Yay Lucy
I wish I felt more coherent... some great thoughts/conversation happening on the thread at the moment and I wish I was contributing more.
Matron a big turning point for me was exactly as you describe: the realisation that there was a huge number of people I could identify with who were in the same boat as me. The drifting and gradual shift from thinking that the kind of person who stopped drinking completely was somebody alien to me and my circumstances to accepting that I was precisely the kind of person who needed to do this, could do this, and in fact stood to be vastly happier if I did indeed stop drinking.
I like that Lucy - life without the escape hatch. As you know, I was in court on Tuesday and had yet another horrific day trying to deal with the rantings of my (mentally ill) STBXH. This time from nowhere he seemed to be trying to suggest I have committed a very serious criminal offence. We now have to (yet again) try to deal with this false allegation and hope that the final hearing which is due to take place in a month can take place, and that the divorce can just END already.
Afterwards I went for a drink with my legal team into the bar next door - heaving with solicitors and barristers fresh from court and the wine/champagne glasses clinking away loudly. It's is about the third time that we've been to this place afterwards, each time so fcking stressed from our day. Each time I am full of adrenaline, and exhaustion, so much so that my hands are shaking from it all. But at nearly 20 months in, I just KNOW (as Lucy* says) that alcohol isn't the answer. When my barrister asked why I had stopped drinking I told her that if I had a glass of wine with her, I would want four. "I'm so stressed, that's just the way I am..." I said. Both her and my solicitor had two glasses each and seemed perfectly content with that (leaving some in the glass!

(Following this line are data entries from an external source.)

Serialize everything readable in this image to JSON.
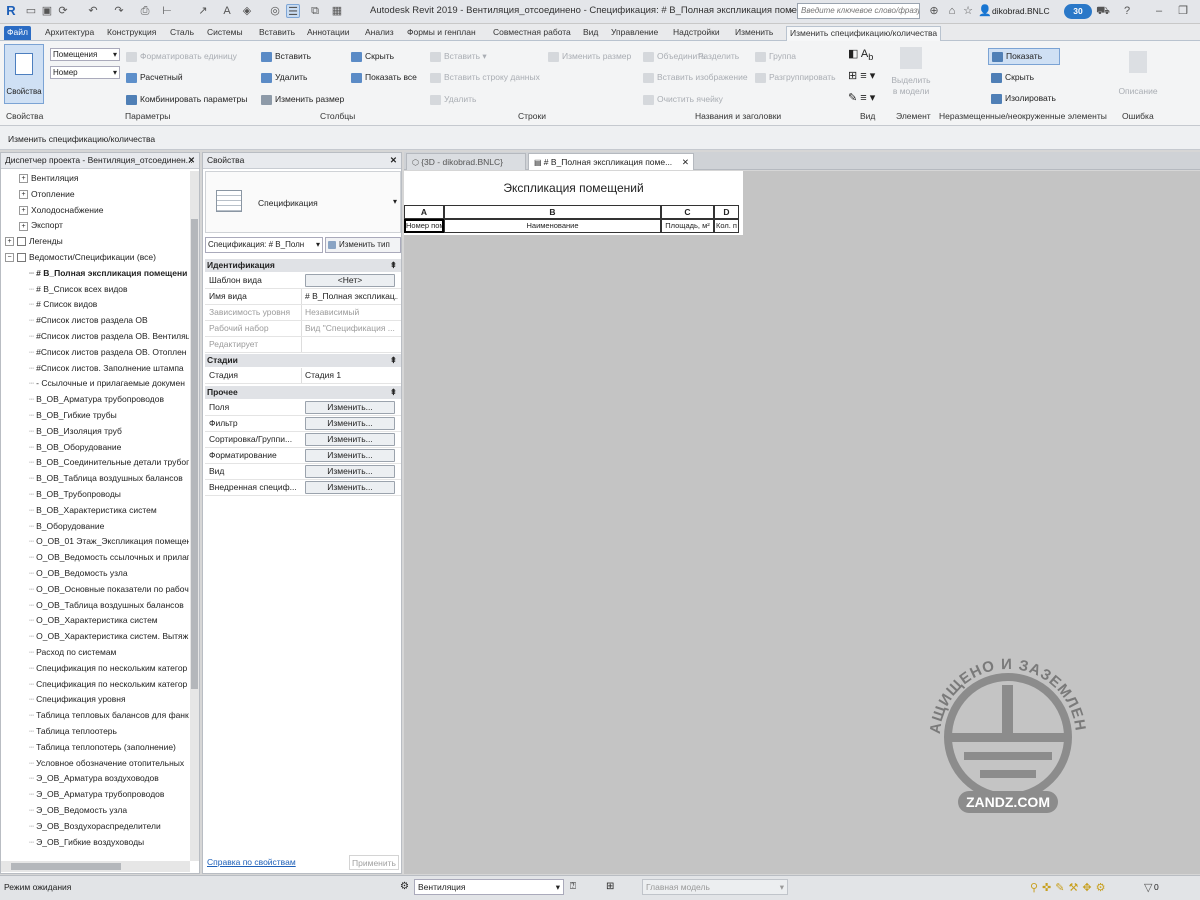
{
  "app": {
    "title": "Autodesk Revit 2019 - Вентиляция_отсоединено - Спецификация: # В_Полная экспликация помещений",
    "search_placeholder": "Введите ключевое слово/фразу",
    "user": "dikobrad.BNLC",
    "badge": "30"
  },
  "ribbon_tabs": [
    "Файл",
    "Архитектура",
    "Конструкция",
    "Сталь",
    "Системы",
    "Вставить",
    "Аннотации",
    "Анализ",
    "Формы и генплан",
    "Совместная работа",
    "Вид",
    "Управление",
    "Надстройки",
    "Изменить",
    "Изменить спецификацию/количества"
  ],
  "ribbon": {
    "properties_btn": "Свойства",
    "dd1": "Помещения",
    "dd2": "Номер",
    "params": {
      "format_unit": "Форматировать единицу",
      "calculated": "Расчетный",
      "combine": "Комбинировать параметры"
    },
    "cols": {
      "insert": "Вставить",
      "delete": "Удалить",
      "resize": "Изменить размер",
      "hide": "Скрыть",
      "show_all": "Показать все"
    },
    "rows": {
      "insert": "Вставить",
      "insert_data_row": "Вставить строку данных",
      "delete": "Удалить"
    },
    "titles": {
      "resize": "Изменить размер",
      "merge": "Объединить",
      "unmerge": "Разделить",
      "insert_image": "Вставить изображение",
      "clear_cell": "Очистить ячейку",
      "group": "Группа",
      "ungroup": "Разгруппировать"
    },
    "element": {
      "highlight": "Выделить в модели"
    },
    "unplaced": {
      "show": "Показать",
      "hide": "Скрыть",
      "isolate": "Изолировать"
    },
    "error": {
      "description": "Описание"
    },
    "panels": [
      "Свойства",
      "Параметры",
      "Столбцы",
      "Строки",
      "Названия и заголовки",
      "Вид",
      "Элемент",
      "Неразмещенные/неокруженные элементы",
      "Ошибка"
    ],
    "context_label": "Изменить спецификацию/количества"
  },
  "project_browser": {
    "title": "Диспетчер проекта - Вентиляция_отсоединен...",
    "items": [
      {
        "t": "Вентиляция",
        "lvl": 1,
        "exp": "+"
      },
      {
        "t": "Отопление",
        "lvl": 1,
        "exp": "+"
      },
      {
        "t": "Холодоснабжение",
        "lvl": 1,
        "exp": "+"
      },
      {
        "t": "Экспорт",
        "lvl": 1,
        "exp": "+"
      },
      {
        "t": "Легенды",
        "lvl": 0,
        "exp": "+"
      },
      {
        "t": "Ведомости/Спецификации (все)",
        "lvl": 0,
        "exp": "−"
      },
      {
        "t": "# В_Полная экспликация помещени",
        "lvl": 2,
        "bold": true
      },
      {
        "t": "# В_Список всех видов",
        "lvl": 2
      },
      {
        "t": "# Список видов",
        "lvl": 2
      },
      {
        "t": "#Список листов раздела ОВ",
        "lvl": 2
      },
      {
        "t": "#Список листов раздела ОВ. Вентиляц",
        "lvl": 2
      },
      {
        "t": "#Список листов раздела ОВ. Отоплен",
        "lvl": 2
      },
      {
        "t": "#Список листов. Заполнение штампа",
        "lvl": 2
      },
      {
        "t": "- Ссылочные и прилагаемые докумен",
        "lvl": 2
      },
      {
        "t": "В_ОВ_Арматура трубопроводов",
        "lvl": 2
      },
      {
        "t": "В_ОВ_Гибкие трубы",
        "lvl": 2
      },
      {
        "t": "В_ОВ_Изоляция труб",
        "lvl": 2
      },
      {
        "t": "В_ОВ_Оборудование",
        "lvl": 2
      },
      {
        "t": "В_ОВ_Соединительные детали трубопр",
        "lvl": 2
      },
      {
        "t": "В_ОВ_Таблица воздушных балансов",
        "lvl": 2
      },
      {
        "t": "В_ОВ_Трубопроводы",
        "lvl": 2
      },
      {
        "t": "В_ОВ_Характеристика систем",
        "lvl": 2
      },
      {
        "t": "В_Оборудование",
        "lvl": 2
      },
      {
        "t": "О_ОВ_01 Этаж_Экспликация помещени",
        "lvl": 2
      },
      {
        "t": "О_ОВ_Ведомость ссылочных и прилаг",
        "lvl": 2
      },
      {
        "t": "О_ОВ_Ведомость узла",
        "lvl": 2
      },
      {
        "t": "О_ОВ_Основные показатели по рабоч",
        "lvl": 2
      },
      {
        "t": "О_ОВ_Таблица воздушных балансов",
        "lvl": 2
      },
      {
        "t": "О_ОВ_Характеристика систем",
        "lvl": 2
      },
      {
        "t": "О_ОВ_Характеристика систем. Вытяж",
        "lvl": 2
      },
      {
        "t": "Расход по системам",
        "lvl": 2
      },
      {
        "t": "Спецификация по нескольким категор",
        "lvl": 2
      },
      {
        "t": "Спецификация по нескольким категор",
        "lvl": 2
      },
      {
        "t": "Спецификация уровня",
        "lvl": 2
      },
      {
        "t": "Таблица тепловых балансов для фанко",
        "lvl": 2
      },
      {
        "t": "Таблица теплоотерь",
        "lvl": 2
      },
      {
        "t": "Таблица теплопотерь (заполнение)",
        "lvl": 2
      },
      {
        "t": "Условное обозначение отопительных",
        "lvl": 2
      },
      {
        "t": "Э_ОВ_Арматура воздуховодов",
        "lvl": 2
      },
      {
        "t": "Э_ОВ_Арматура трубопроводов",
        "lvl": 2
      },
      {
        "t": "Э_ОВ_Ведомость узла",
        "lvl": 2
      },
      {
        "t": "Э_ОВ_Воздухораспределители",
        "lvl": 2
      },
      {
        "t": "Э_ОВ_Гибкие воздуховоды",
        "lvl": 2
      }
    ]
  },
  "properties": {
    "title": "Свойства",
    "type_name": "Спецификация",
    "selector": "Спецификация: # В_Полн",
    "edit_type": "Изменить тип",
    "sections": {
      "identity": "Идентификация",
      "phases": "Стадии",
      "other": "Прочее"
    },
    "identity_rows": [
      {
        "k": "Шаблон вида",
        "v": "<Нет>",
        "button": true
      },
      {
        "k": "Имя вида",
        "v": "# В_Полная экспликац..."
      },
      {
        "k": "Зависимость уровня",
        "v": "Независимый",
        "dis": true
      },
      {
        "k": "Рабочий набор",
        "v": "Вид \"Спецификация ...",
        "dis": true
      },
      {
        "k": "Редактирует",
        "v": "",
        "dis": true
      }
    ],
    "phase_rows": [
      {
        "k": "Стадия",
        "v": "Стадия 1"
      }
    ],
    "other_rows": [
      {
        "k": "Поля",
        "v": "Изменить..."
      },
      {
        "k": "Фильтр",
        "v": "Изменить..."
      },
      {
        "k": "Сортировка/Группи...",
        "v": "Изменить..."
      },
      {
        "k": "Форматирование",
        "v": "Изменить..."
      },
      {
        "k": "Вид",
        "v": "Изменить..."
      },
      {
        "k": "Внедренная специф...",
        "v": "Изменить..."
      }
    ],
    "help_link": "Справка по свойствам",
    "apply": "Применить"
  },
  "doc_tabs": [
    {
      "label": "{3D - dikobrad.BNLC}"
    },
    {
      "label": "# В_Полная экспликация поме..."
    }
  ],
  "schedule": {
    "title": "Экспликация помещений",
    "col_letters": [
      "A",
      "B",
      "C",
      "D"
    ],
    "col_headers": [
      "Номер пом",
      "Наименование",
      "Площадь, м²",
      "Кол. п"
    ]
  },
  "status": {
    "text": "Режим ожидания",
    "workset": "Вентиляция",
    "model": "Главная модель",
    "filter_count": "0"
  },
  "watermark": {
    "top_text": "ЗАЩИЩЕНО И ЗАЗЕМЛЕНО",
    "bottom_text": "ZANDZ.COM"
  }
}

) before we said our goodbyes.
I on the other hand would have been knocking back the first two really quickly, and then that little manipulative voice would have started up trying to wheedle them into staying longer etc etc. That kind of bar would be a nightmare for me - full of people decompressing from work and no doubt full of some messy people come 9 o'clock. I grimace slightly to think what I would have been like in the past - if the lawyers had insisted on leaving I would probably have phoned around friends and got someone to come and meet me there, talking about the fact it was full of lawyers ho ho ho wink wink
and would then have had a couple of bottles with friends (and the rest), behaving embarrassingly with people at the bar and saying god knows what thinking I was oh so hilair before fuzzily getting a cab home and being an embarrassing wreck in front of my mum who'd been looking after the DC for me all day. And all of it would have been written off by the "if YOU'D had the day I'VE just had!!!" justification, and yes, everyone would have felt sorry for me and told me it was okay, because I'd been in court and wasn't it awful and poor me, etc etc etc.
Instead, I just came home, saw my kids before they went to bed, and went to bed early myself for a good night's sleep to recover from the day. Proper recovery from stress. I too love the "sobriety delivers everything alcohol promised" saying.